Discussion in 'Bling and Appearance' at netrider.net.au started by dougster, May 2, 2007.

  1. Just a query for the mechanically minded.

    If bicycles can have an automatic (spring loaded?) chain tensioning devices, then why don't we have that for motorcycles?

  2. don't really know but perhaps the greater forces involved with motorbike engines and weight have something to do with it...ei spring might not be anywhere near strong enough.
  3. I've pondered this myself.

    All that really comes to mind is;
    * Chain tension would go /crazy/ when you engine brake. On a badly lubricated or worn-out chain on a bicycle, it is possible to "bork" the autotensioner by backpedalling quickly. Now imagine that with a 500cc motor "backpedalling" for you as you engine-brake. :)
    * Additional sprockets to replace when chain wears out (cost)
    * Additional mechanical complexity (cost)
    * Chance that the mechanism required could not withstand the loads exerted by the bike motor without the sprockets being prohibitively large and heavy.

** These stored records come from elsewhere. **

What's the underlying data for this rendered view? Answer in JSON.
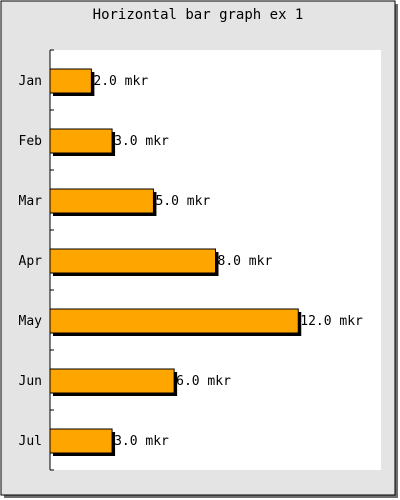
{
  "chart_data": {
    "type": "bar",
    "orientation": "horizontal",
    "title": "Horizontal bar graph ex 1",
    "categories": [
      "Jan",
      "Feb",
      "Mar",
      "Apr",
      "May",
      "Jun",
      "Jul"
    ],
    "values": [
      2.0,
      3.0,
      5.0,
      8.0,
      12.0,
      6.0,
      3.0
    ],
    "value_labels": [
      "2.0 mkr",
      "3.0 mkr",
      "5.0 mkr",
      "8.0 mkr",
      "12.0 mkr",
      "6.0 mkr",
      "3.0 mkr"
    ],
    "xlabel": "",
    "ylabel": "",
    "xlim": [
      0,
      16
    ],
    "grid": false,
    "legend": "none",
    "colors": {
      "bar": "#ffa500",
      "bar_shadow": "#000000",
      "frame_background": "#e4e4e4",
      "plot_background": "#ffffff",
      "frame_shadow": "#6e6e6e"
    }
  }
}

    I believe the main issue is the reversal in tension when engine braking. The other factors are the icing on the cake. Shaft drive is a much more elegant way to avoid the issue of chain wear. :)

    'course, the reason bicycles have the 'auto-tensioner' is so that the chain can be guided around the different combinations of gears. It simply absorbs the "unused" length of chain.
  4. Bugger that., It's enough that the chain has to round 2 sprockets at the moment. I'd hate for anything to happen to an additional component at speed.
  5. cam chains and belt drives have no problem with 'reverse tension'

    chains put up with a lot of variation in slack with no problems

    additional tensioning gear is heavy, expensive and pointless.

    a good chain will only need tensioning at normal servicing intervals, if at all.